For a few years after that I dreamed of owning that car, with its mid-mounted engine that makes it sound like you're being tailgated by a truck, only with some additional sounds of whirring gears. It was like music to me. I was a more aggressive driver in those days, but that car had a calming effect on me; like I didn't have to prove myself to anyone.
Yet, I no longer dream of owning a car with an internal combustion engine. The next road vehicle I buy is going to be electric. Part of my change of heart on this subject has to do with the technical appeal. No more complicated internal combustion engines, none of the heat, the sound or the smell, no matter how glorious they once seemed to me. None of the oil and associated dirt either. Just the simplicity of a battery and a compact, yet powerful electric motor that is almost silent, yet gives surprising acceleration and speed.
Moreover, there is the environmental aspect. My petrol-head friends keep reminding me that the necessary electricity mostly comes from coal-fired power plants, making each mile traveled a bit dirtier than I would hope. True, but at least I would not be to blame for that, since I would be able to run it on 100% clean, renewable energy as soon as I had the choice.
Also appealing is the fact that I would never have to visit any more gasoline stations. All I'd have to do is plug it into a wall socket in the garage when I get home. Okay, it would be more of a drag if I didn't have a garage (not many folks around here do), but still.
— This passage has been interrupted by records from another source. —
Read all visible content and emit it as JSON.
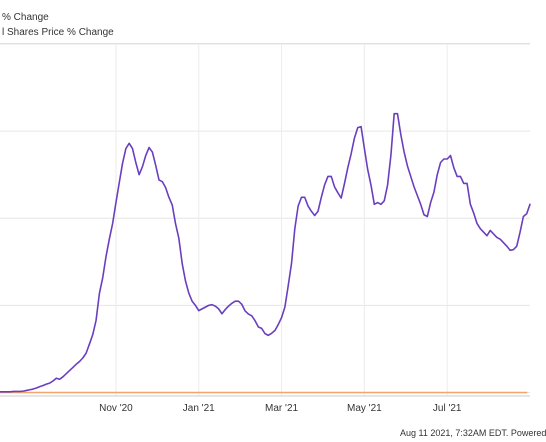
{
  "chart_data": {
    "type": "line",
    "legend": [
      "% Change",
      "l Shares Price % Change"
    ],
    "legend_placement": "top-left",
    "x_tick_labels": [
      "Nov '20",
      "Jan '21",
      "Mar '21",
      "May '21",
      "Jul '21"
    ],
    "grid": true,
    "series": [
      {
        "name": "% Change",
        "color": "#6a3fbf",
        "values": [
          2,
          2,
          2,
          2,
          3,
          3,
          3,
          4,
          6,
          8,
          10,
          13,
          17,
          20,
          24,
          27,
          33,
          41,
          38,
          45,
          54,
          63,
          72,
          81,
          89,
          99,
          113,
          139,
          166,
          207,
          284,
          329,
          390,
          440,
          485,
          545,
          602,
          658,
          700,
          715,
          700,
          660,
          625,
          648,
          680,
          703,
          690,
          652,
          610,
          605,
          588,
          560,
          538,
          484,
          442,
          370,
          320,
          285,
          262,
          250,
          235,
          240,
          245,
          250,
          252,
          248,
          240,
          226,
          238,
          248,
          256,
          262,
          262,
          253,
          234,
          225,
          220,
          206,
          188,
          184,
          169,
          164,
          170,
          178,
          195,
          215,
          245,
          306,
          370,
          470,
          535,
          560,
          560,
          535,
          520,
          508,
          520,
          560,
          596,
          620,
          620,
          590,
          573,
          558,
          600,
          645,
          685,
          730,
          760,
          763,
          700,
          640,
          595,
          540,
          545,
          540,
          550,
          595,
          680,
          800,
          800,
          740,
          690,
          650,
          620,
          590,
          565,
          540,
          510,
          505,
          545,
          575,
          625,
          660,
          670,
          670,
          680,
          645,
          620,
          620,
          600,
          600,
          540,
          515,
          485,
          470,
          460,
          450,
          465,
          455,
          445,
          440,
          430,
          420,
          408,
          410,
          420,
          460,
          505,
          513,
          540
        ]
      },
      {
        "name": "l Shares Price % Change",
        "color": "#f5a36c",
        "values": [
          0,
          0,
          0,
          0,
          0,
          0,
          0,
          0,
          0,
          0,
          0,
          0,
          0,
          0,
          0,
          0,
          0,
          0,
          0,
          0,
          0,
          0,
          0,
          0,
          0,
          0,
          0,
          0,
          0,
          0,
          0,
          0,
          0,
          0,
          0,
          0,
          0,
          0,
          0,
          0,
          0,
          0,
          0,
          0,
          0,
          0,
          0,
          0,
          0,
          0,
          0,
          0,
          0,
          0,
          0,
          0,
          0,
          0,
          0,
          0,
          0,
          0,
          0,
          0,
          0,
          0,
          0,
          0,
          0,
          0,
          0,
          0,
          0,
          0,
          0,
          0,
          0,
          0,
          0,
          0,
          0,
          0,
          0,
          0,
          0,
          0,
          0,
          0,
          0,
          0,
          0,
          0,
          0,
          0,
          0,
          0,
          0,
          0,
          0,
          0,
          0,
          0,
          0,
          0,
          0,
          0,
          0,
          0,
          0,
          0,
          0,
          0,
          0,
          0,
          0,
          0,
          0,
          0,
          0,
          0,
          0,
          0,
          0,
          0,
          0,
          0,
          0,
          0,
          0,
          0,
          0,
          0,
          0,
          0,
          0,
          0,
          0,
          0,
          0,
          0,
          0,
          0,
          0,
          0,
          0,
          0,
          0,
          0,
          0,
          0,
          0,
          0,
          0,
          0,
          0,
          0,
          0,
          0,
          0,
          0
        ]
      }
    ],
    "x_ticks_at": [
      35,
      60,
      85,
      110,
      135
    ],
    "ylim": [
      -10,
      1000
    ]
  },
  "footer_text": "Aug 11 2021, 7:32AM EDT. Powered"
}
Luckily this country is so small that on a single charge I would be able to drive to work and back using almost any electric vehicle available on the market today.
Finally, there is the fact that I live in the Netherlands, which has higher gasoline prices than anywhere else in the world: over 60% of it is tax and the last time I paid $8.73 per gallon. Oh, how I despise being such a cash cow. If I could afford one I would certainly buy a Tesla Model S, but for now I look forward to receiving an even more frugal (and more agile) Lit C-1.